Since 2006, recurrent HABs have left an eerie pall over parts of the shallowest Great Lake.
The western shores of Lake Erie have long been a longed-for destination of Ohio residents and others from nearby states. For many, summer would not be complete without time spent fishing, boating, or kayaking at Huntington Beach, Headlands State Park, or the ever popular Put-in-Bay. The annual economic value of Lake Erie tourism is estimated at $10 billion, and that’s before considering the large commercial fishery that thrives there, too.

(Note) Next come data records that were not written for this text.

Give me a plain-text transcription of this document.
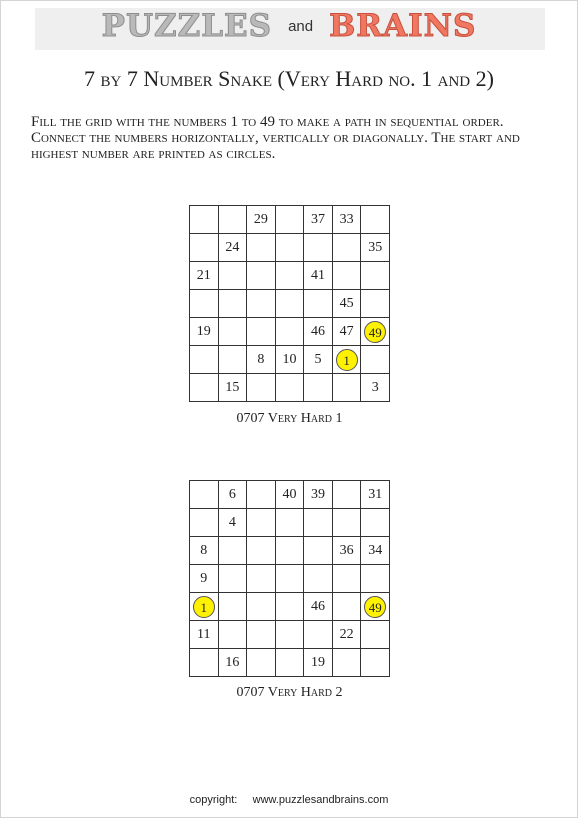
PUZZLES and BRAINS
7 by 7 Number Snake (Very Hard no. 1 and 2)
Fill the grid with the numbers 1 to 49 to make a path in sequential order. Connect the numbers horizontally, vertically or diagonally. The start and highest number are printed as circles.
		29		37	33	
	24					35
21				41		
					45	
19				46	47	49
		8	10	5	1	
	15					3
0707 Very Hard 1
	6		40	39		31
	4					
8					36	34
9						
1				46		49
11					22	
	16			19		
0707 Very Hard 2
copyright: www.puzzlesandbrains.com
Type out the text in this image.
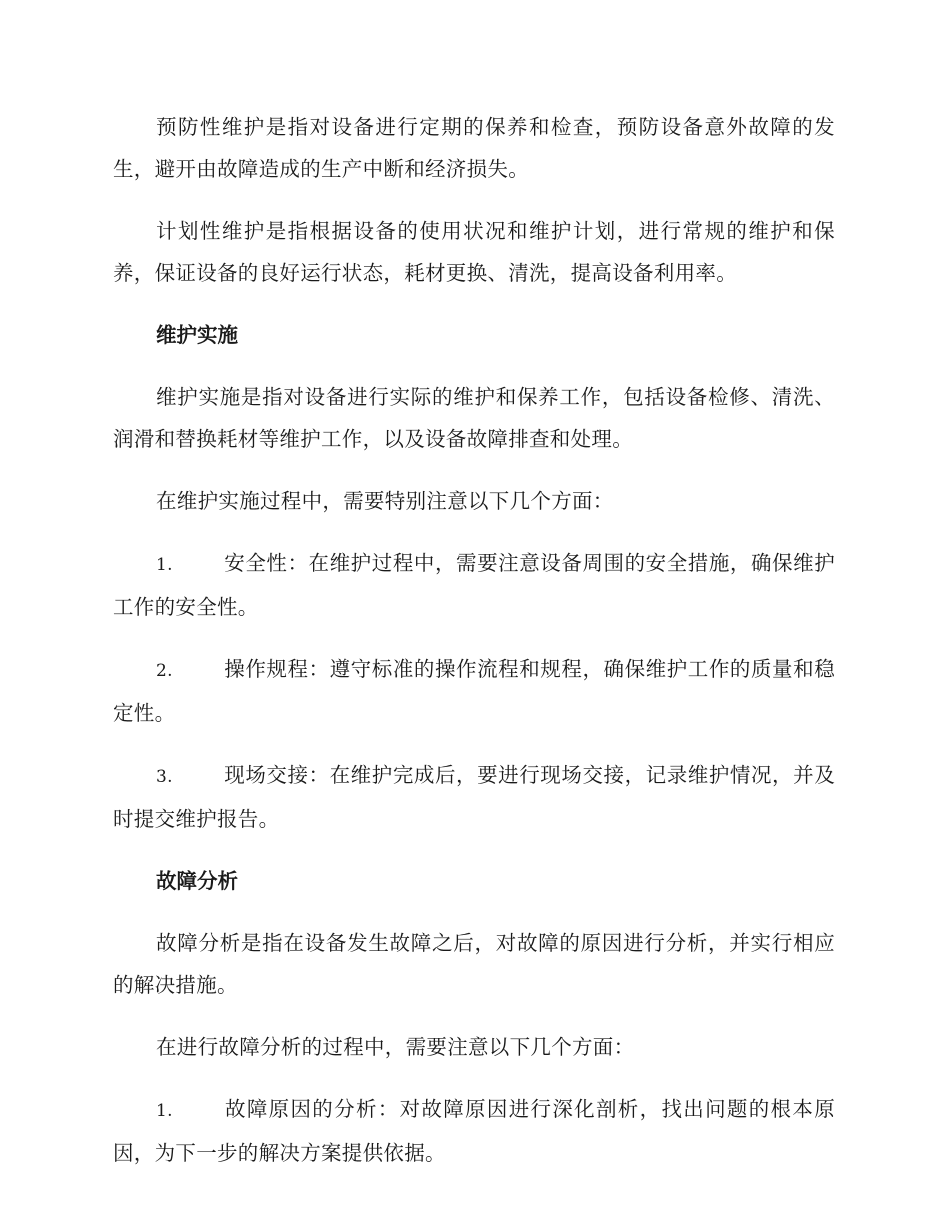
预防性维护是指对设备进行定期的保养和检查，预防设备意外故障的发生，避开由故障造成的生产中断和经济损失。

计划性维护是指根据设备的使用状况和维护计划，进行常规的维护和保养，保证设备的良好运行状态，耗材更换、清洗，提高设备利用率。

维护实施

维护实施是指对设备进行实际的维护和保养工作，包括设备检修、清洗、润滑和替换耗材等维护工作，以及设备故障排查和处理。

在维护实施过程中，需要特别注意以下几个方面：

1. 安全性：在维护过程中，需要注意设备周围的安全措施，确保维护工作的安全性。

2. 操作规程：遵守标准的操作流程和规程，确保维护工作的质量和稳定性。

3. 现场交接：在维护完成后，要进行现场交接，记录维护情况，并及时提交维护报告。

故障分析

故障分析是指在设备发生故障之后，对故障的原因进行分析，并实行相应的解决措施。

在进行故障分析的过程中，需要注意以下几个方面：

1. 故障原因的分析：对故障原因进行深化剖析，找出问题的根本原因，为下一步的解决方案提供依据。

Since 2006, however, an eerie pall of the harmful algal bloom (HAB) variety has settled over this Midwest summer playground, causing the once clear waters of the shallowest Great Lake to smell and taste noxious in some places and even to resemble pea soup in others. The problem is caused by recurrent overgrowths of the blue-green alga Microcystis – actually a type of bacteria, known as cyanobacteria – that can produce toxins and harm fish, people, and the environment.
The good news is that NOAA provides weekly forecasts of HAB conditions for Lake Erie during the bloom season, which lasts from June through October. The forecasts advise water utilities, anglers, and others about the presence of a HAB or whether it can be anticipated that one will form.

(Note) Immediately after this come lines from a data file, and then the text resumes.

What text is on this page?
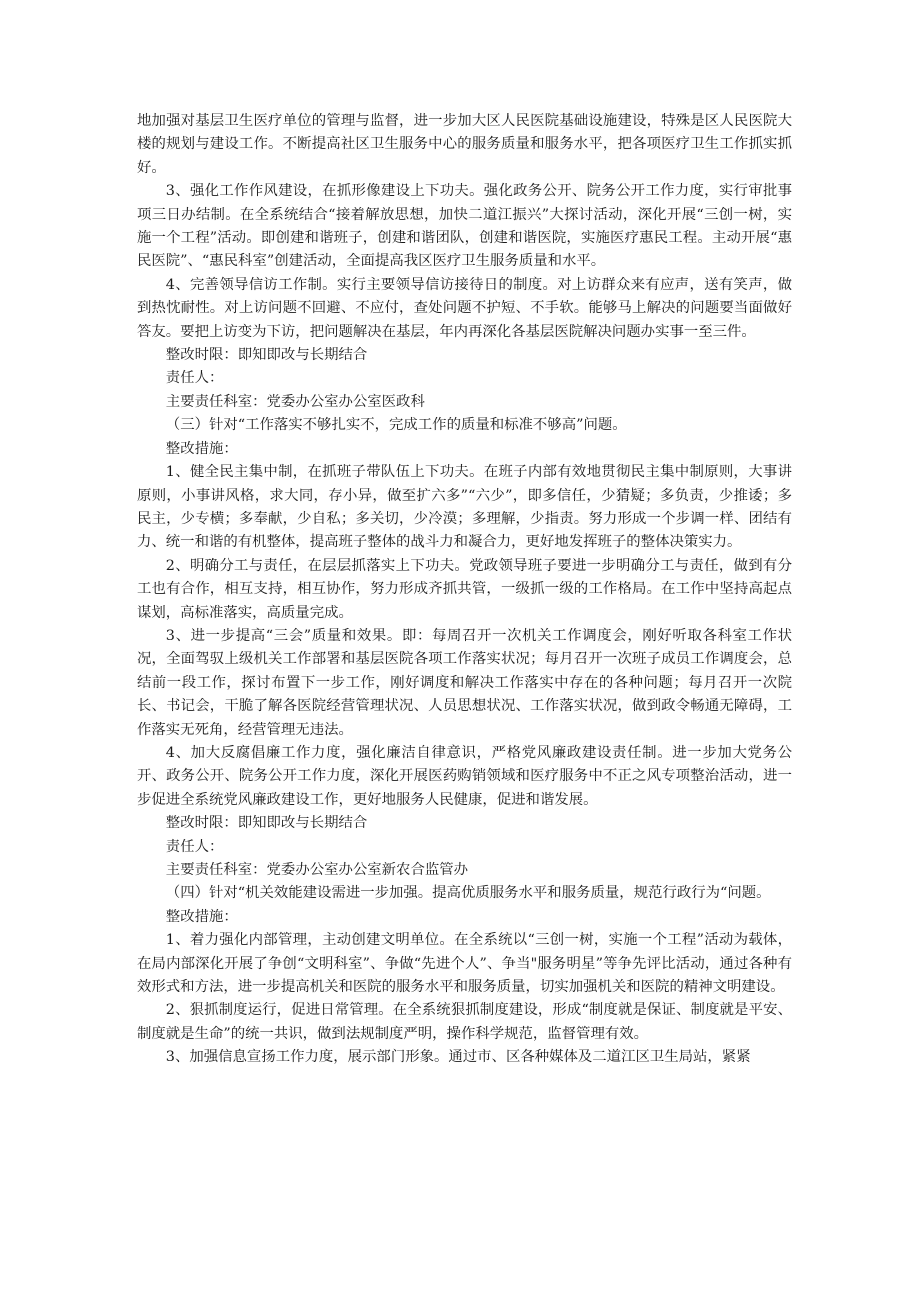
地加强对基层卫生医疗单位的管理与监督，进一步加大区人民医院基础设施建设，特殊是区人民医院大楼的规划与建设工作。不断提高社区卫生服务中心的服务质量和服务水平，把各项医疗卫生工作抓实抓好。

3、强化工作作风建设，在抓形像建设上下功夫。强化政务公开、院务公开工作力度，实行审批事项三日办结制。在全系统结合“接着解放思想，加快二道江振兴”大探讨活动，深化开展“三创一树，实施一个工程”活动。即创建和谐班子，创建和谐团队，创建和谐医院，实施医疗惠民工程。主动开展“惠民医院”、“惠民科室”创建活动，全面提高我区医疗卫生服务质量和水平。

4、完善领导信访工作制。实行主要领导信访接待日的制度。对上访群众来有应声，送有笑声，做到热忱耐性。对上访问题不回避、不应付，查处问题不护短、不手软。能够马上解决的问题要当面做好答友。要把上访变为下访，把问题解决在基层，年内再深化各基层医院解决问题办实事一至三件。

整改时限：即知即改与长期结合

责任人：

主要责任科室：党委办公室办公室医政科

（三）针对“工作落实不够扎实不，完成工作的质量和标准不够高”问题。

整改措施：

1、健全民主集中制，在抓班子带队伍上下功夫。在班子内部有效地贯彻民主集中制原则，大事讲原则，小事讲风格，求大同，存小异，做至扩六多”“六少”，即多信任，少猜疑；多负责，少推诿；多民主，少专横；多奉献，少自私；多关切，少冷漠；多理解，少指责。努力形成一个步调一样、团结有力、统一和谐的有机整体，提高班子整体的战斗力和凝合力，更好地发挥班子的整体决策实力。

2、明确分工与责任，在层层抓落实上下功夫。党政领导班子要进一步明确分工与责任，做到有分工也有合作，相互支持，相互协作，努力形成齐抓共管，一级抓一级的工作格局。在工作中坚持高起点谋划，高标准落实，高质量完成。

3、进一步提高“三会”质量和效果。即：每周召开一次机关工作调度会，刚好听取各科室工作状况，全面驾驭上级机关工作部署和基层医院各项工作落实状况；每月召开一次班子成员工作调度会，总结前一段工作，探讨布置下一步工作，刚好调度和解决工作落实中存在的各种问题；每月召开一次院长、书记会，干脆了解各医院经营管理状况、人员思想状况、工作落实状况，做到政令畅通无障碍，工作落实无死角，经营管理无违法。

4、加大反腐倡廉工作力度，强化廉洁自律意识，严格党风廉政建设责任制。进一步加大党务公开、政务公开、院务公开工作力度，深化开展医药购销领域和医疗服务中不正之风专项整治活动，进一步促进全系统党风廉政建设工作，更好地服务人民健康，促进和谐发展。

整改时限：即知即改与长期结合

责任人：

主要责任科室：党委办公室办公室新农合监管办

（四）针对“机关效能建设需进一步加强。提高优质服务水平和服务质量，规范行政行为“问题。

整改措施：

1、着力强化内部管理，主动创建文明单位。在全系统以“三创一树，实施一个工程”活动为载体，在局内部深化开展了争创“文明科室”、争做“先进个人”、争当"服务明星”等争先评比活动，通过各种有效形式和方法，进一步提高机关和医院的服务水平和服务质量，切实加强机关和医院的精神文明建设。

2、狠抓制度运行，促进日常管理。在全系统狠抓制度建设，形成“制度就是保证、制度就是平安、制度就是生命”的统一共识，做到法规制度严明，操作科学规范，监督管理有效。

3、加强信息宣扬工作力度，展示部门形象。通过市、区各种媒体及二道江区卫生局站，紧紧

NOAA scientist Rick Stumpf explains that data for the forecasts come from an instrument called a Moderate Resolution Imaging Spectrometer, or MODIS, carried aboard a NASA environmental observation satellite called Aqua.
"We analyze this data, which reveals subtle changes in the lake's surface color," he says. "We also developed a sophisticated computer model that predicts conditions such as winds, temperature, and currents on the lake's surface. All of these factors influence whether a bloom will grow or shrink, as well as where it will drift."
NOAA then worked with regional water treatment plant operators to create a user-friendly, near-real-time forecast that helps the utilities know when it’s necessary to boost their carbon filtration systems. This saves the utilities tons of money because it takes tons of additional activated charcoal to produce potable water during a HAB event.
A recent letter to NOAA from the Ohio Environmental Protection Agency states, for example, that “During an algal bloom, additional activated carbon demand can cost the city of Toledo up to $3,000 per day.”
Local anglers also find the forecasts invaluable when planning the many fishing tournaments that draw thousands of fierce competitors each year. After all, you’re unlikely to hook a contender in pea soup.